The deadly assault course Bond has to journey through consists primarily of a maze of air vents that make him feel like a TV dinner. The obstacles are a little disappointing. It’s a return of the pulp adventure serial aspects of the series as Bond has to shimmy up a pipe like he’s on Ninja Warrior and then quickly clamber across a hot section of floor which burns his clothes and skin. It even goes full Bushtucker Trial when Bond comes to an enclosure of tarantulas, which he gets through by crushing them into a satisfying pulp. But while the methods of torture are uninspired, the pain Bond feels is expertly described and tough to read, with Bond screaming throughout. The fact that eyes keep appearing at portholes along the course, watching him and charting his progress, is especially disturbing. And, rather perfectly considering how much it dominates Bond’s thoughts and Fleming’s writing, it’s the idea of breakfast, the smell of bacon and eggs sizzling, that drives Bond forward in the final moments of the gauntlet.

Earlier in the novel, Quarrel introduces Bond to a friend of his who once had a tussle with a giant squid and, in maybe the finest display of Chekhov’s squid, that cephalopod returns to attempt to kill Bond. I do love a giant squid. I remember reading through the Harry Potter series as a child and thinking the wizards and everything were fine but when were we going to find out more about the giant squid in the lake? It’s as close to an alien as you can get in a Bond story and Fleming, with a bucketload of fifties ignorance, paints the animal as a fantastical, evil beast similar to a Kraken, actively attempting to kill Bond. It’s the most ludicrous and pulpy sequence of the novels so far but, undoubtably, a fun one. “God, what a thing to have dreamed up!”, Bond exclaims, seemingly cursing Fleming. And, as with every giant monster in a book, TV show, or film, Bond kills the beast by stabbing it in the eye.

Dr No’s death is shit. I mean, literally, it’s shit. After escaping, Bond happens upon No at the island’s dock and promptly redirects a conveyor belt to deliver its payload down the evil doctor’s throat and buries him, suffocating him to death. The material in question is guano: bird shit. There’s not even a final conversation or confrontation as Bond quickly buries No and runs off, shouting “Now you take it Doctor No!” It’s so lame and disappointing and something the film definitely improved upon. Before leaving the island, Bond finds Honey who has also escaped because it turns out No’s plan of feeding her to crabs was nonsense. She even laughs about it. Crabs don’t kill people! The end of Dr No feels very much like Fleming pointing out the stupidity and ridiculousness of the novel. Even he can’t keep a straight face at this point.

In the final chapter, Bond reflects on his adventure. No will go to Hell, Quarrel to Heaven. A place of warmth and a place of cold, like Jamaica and London. Where will Bond go when he dies? He’s proved himself on this mission but who as? There’re teases of Fleming trying to say something but he pulls back. There are plenty of opportunities to tie up thematic threads but the ending refuses, maybe because Bond refuses.

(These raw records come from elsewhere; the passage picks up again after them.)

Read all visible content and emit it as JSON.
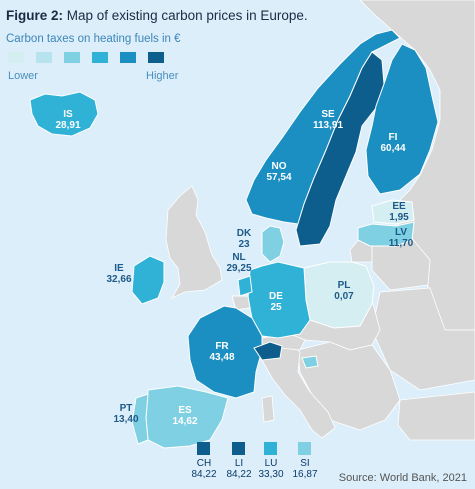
{
  "figure": {
    "label": "Figure 2:",
    "title": "Map of existing carbon prices in Europe.",
    "subtitle": "Carbon taxes on heating fuels in €",
    "source": "Source: World Bank, 2021"
  },
  "legend": {
    "low_label": "Lower",
    "high_label": "Higher",
    "colors": [
      "#d4eef1",
      "#b6e3ee",
      "#7fd0e3",
      "#2fb2d6",
      "#1b8fc2",
      "#0d5e8c"
    ]
  },
  "colors": {
    "sea": "#dbeef9",
    "land_other": "#d8d8d8",
    "border": "#ffffff"
  },
  "countries": [
    {
      "code": "IS",
      "value": "28,91",
      "color": "#2fb2d6"
    },
    {
      "code": "SE",
      "value": "113,91",
      "color": "#0d5e8c"
    },
    {
      "code": "FI",
      "value": "60,44",
      "color": "#1b8fc2"
    },
    {
      "code": "NO",
      "value": "57,54",
      "color": "#1b8fc2"
    },
    {
      "code": "EE",
      "value": "1,95",
      "color": "#d4eef1"
    },
    {
      "code": "LV",
      "value": "11,70",
      "color": "#7fd0e3"
    },
    {
      "code": "DK",
      "value": "23",
      "color": "#7fd0e3"
    },
    {
      "code": "NL",
      "value": "29,25",
      "color": "#2fb2d6"
    },
    {
      "code": "IE",
      "value": "32,66",
      "color": "#2fb2d6"
    },
    {
      "code": "PL",
      "value": "0,07",
      "color": "#d4eef1"
    },
    {
      "code": "DE",
      "value": "25",
      "color": "#2fb2d6"
    },
    {
      "code": "FR",
      "value": "43,48",
      "color": "#1b8fc2"
    },
    {
      "code": "PT",
      "value": "13,40",
      "color": "#7fd0e3"
    },
    {
      "code": "ES",
      "value": "14,62",
      "color": "#7fd0e3"
    }
  ],
  "small_states": [
    {
      "code": "CH",
      "value": "84,22",
      "color": "#0d5e8c"
    },
    {
      "code": "LI",
      "value": "84,22",
      "color": "#0d5e8c"
    },
    {
      "code": "LU",
      "value": "33,30",
      "color": "#2fb2d6"
    },
    {
      "code": "SI",
      "value": "16,87",
      "color": "#7fd0e3"
    }
  ]
}
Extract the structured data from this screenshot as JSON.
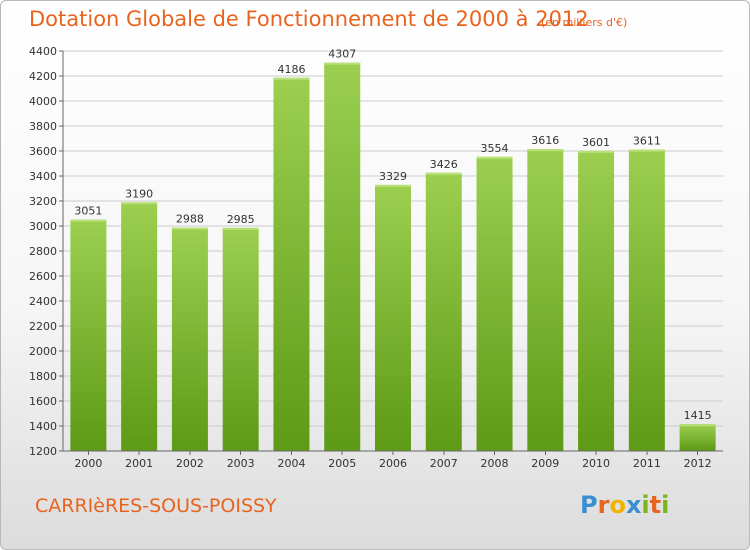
{
  "header": {
    "title": "Dotation Globale de Fonctionnement de 2000 à 2012",
    "unit": "(en milliers d'€)"
  },
  "footer": {
    "commune": "CARRIèRES-SOUS-POISSY",
    "logo": "Proxiti"
  },
  "colors": {
    "title": "#e8641e",
    "bar_top": "#9ccf50",
    "bar_bottom": "#5d9a16",
    "grid": "#cccccc"
  },
  "chart_data": {
    "type": "bar",
    "title": "Dotation Globale de Fonctionnement de 2000 à 2012",
    "subtitle": "(en milliers d'€)",
    "xlabel": "",
    "ylabel": "",
    "categories": [
      "2000",
      "2001",
      "2002",
      "2003",
      "2004",
      "2005",
      "2006",
      "2007",
      "2008",
      "2009",
      "2010",
      "2011",
      "2012"
    ],
    "values": [
      3051,
      3190,
      2988,
      2985,
      4186,
      4307,
      3329,
      3426,
      3554,
      3616,
      3601,
      3611,
      1415
    ],
    "value_labels": [
      "3051",
      "3190",
      "2988",
      "2985",
      "4186",
      "4307",
      "3329",
      "3426",
      "3554",
      "3616",
      "3601",
      "3611",
      "1415"
    ],
    "ylim": [
      1200,
      4400
    ],
    "yticks": [
      1200,
      1400,
      1600,
      1800,
      2000,
      2200,
      2400,
      2600,
      2800,
      3000,
      3200,
      3400,
      3600,
      3800,
      4000,
      4200,
      4400
    ],
    "grid": true,
    "legend": "none"
  }
}
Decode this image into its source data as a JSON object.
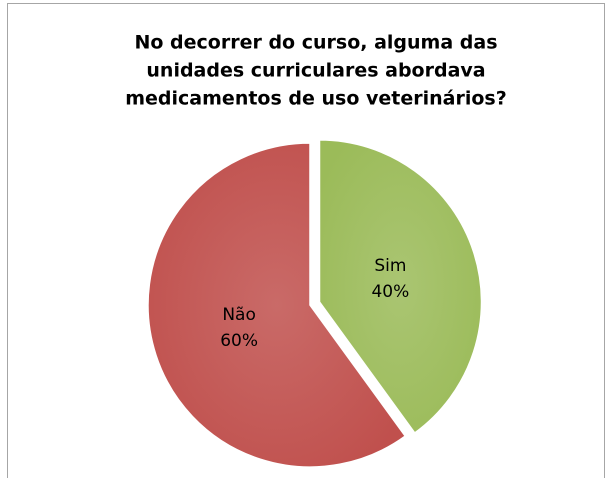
{
  "chart_data": {
    "type": "pie",
    "title": [
      "No decorrer do curso, alguma das",
      "unidades curriculares abordava",
      "medicamentos de uso veterinários?"
    ],
    "categories": [
      "Sim",
      "Não"
    ],
    "values": [
      40,
      60
    ],
    "value_labels": [
      "40%",
      "60%"
    ],
    "colors": [
      "#9bbb59",
      "#c0504d"
    ]
  }
}
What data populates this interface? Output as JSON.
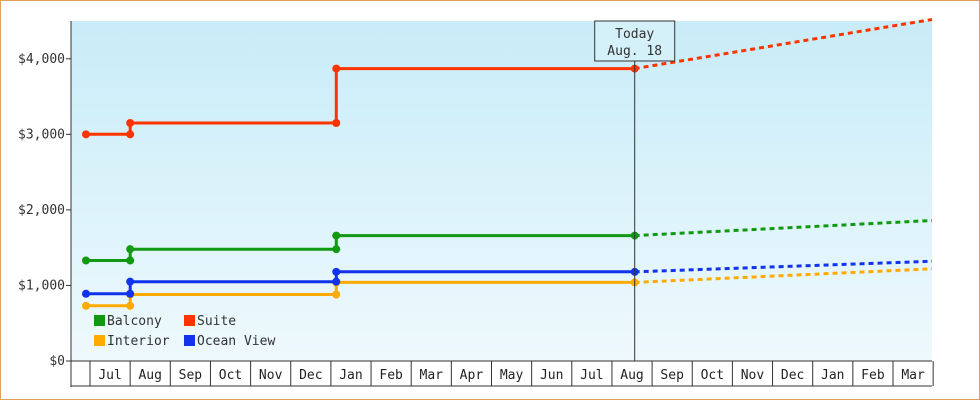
{
  "chart_data": {
    "type": "line",
    "title": "",
    "xlabel": "",
    "ylabel": "",
    "ylim": [
      0,
      4500
    ],
    "y_ticks": [
      "$0",
      "$1,000",
      "$2,000",
      "$3,000",
      "$4,000"
    ],
    "y_tick_values": [
      0,
      1000,
      2000,
      3000,
      4000
    ],
    "x_categories": [
      "Jul",
      "Aug",
      "Sep",
      "Oct",
      "Nov",
      "Dec",
      "Jan",
      "Feb",
      "Mar",
      "Apr",
      "May",
      "Jun",
      "Jul",
      "Aug",
      "Sep",
      "Oct",
      "Nov",
      "Dec",
      "Jan",
      "Feb",
      "Mar"
    ],
    "today": {
      "line1": "Today",
      "line2": "Aug. 18"
    },
    "background": "light-blue-gradient",
    "grid": false,
    "legend_placement": "bottom-left",
    "series": [
      {
        "name": "Balcony",
        "color": "#119911",
        "points": [
          [
            "Jun 28",
            1330
          ],
          [
            "Aug 1",
            1330
          ],
          [
            "Aug 1",
            1480
          ],
          [
            "Jan 5",
            1480
          ],
          [
            "Jan 5",
            1660
          ],
          [
            "Aug 18",
            1660
          ]
        ],
        "projection_end": 1860
      },
      {
        "name": "Suite",
        "color": "#ff3300",
        "points": [
          [
            "Jun 28",
            3000
          ],
          [
            "Aug 1",
            3000
          ],
          [
            "Aug 1",
            3150
          ],
          [
            "Jan 5",
            3150
          ],
          [
            "Jan 5",
            3870
          ],
          [
            "Aug 18",
            3870
          ]
        ],
        "projection_end": 4520
      },
      {
        "name": "Interior",
        "color": "#ffaa00",
        "points": [
          [
            "Jun 28",
            730
          ],
          [
            "Aug 1",
            730
          ],
          [
            "Aug 1",
            880
          ],
          [
            "Jan 5",
            880
          ],
          [
            "Jan 5",
            1040
          ],
          [
            "Aug 18",
            1040
          ]
        ],
        "projection_end": 1220
      },
      {
        "name": "Ocean View",
        "color": "#1133ee",
        "points": [
          [
            "Jun 28",
            890
          ],
          [
            "Aug 1",
            890
          ],
          [
            "Aug 1",
            1050
          ],
          [
            "Jan 5",
            1050
          ],
          [
            "Jan 5",
            1180
          ],
          [
            "Aug 18",
            1180
          ]
        ],
        "projection_end": 1320
      }
    ]
  }
}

Yet it feels cheap. The novel concludes with little comment on anything. Just sex; Bond and Honey finally hook up. The themes and ideas of Bond not having what it takes, having his abilities questioned, that are so prominent at the beginning totally fade away and his success is supposed to speak for itself when I would have preferred some comment on the subject.

Dr No is a simple, formulaic story that plays out in an incredibly straightforward, linear way. It’s far less interesting and thoughtful than its predecessor, From Russia with Love, but I can see why it was chosen to be adapted into the first film. It’s much more contained than the sprawling adventures of the last few novels. Even Bond himself comments on the clear formula of his assignments at this stage, and Fleming has embraced it: “It had the right ingredients – physical exertion, mystery, and a ruthless enemy. He had a good companion. His cause was just.” But while Dr No may condense everything and put all the elements into a single package, it isn’t the best example of any of them, other than maybe the villain. It’s a fun read but one of the more disposable James Bond novels.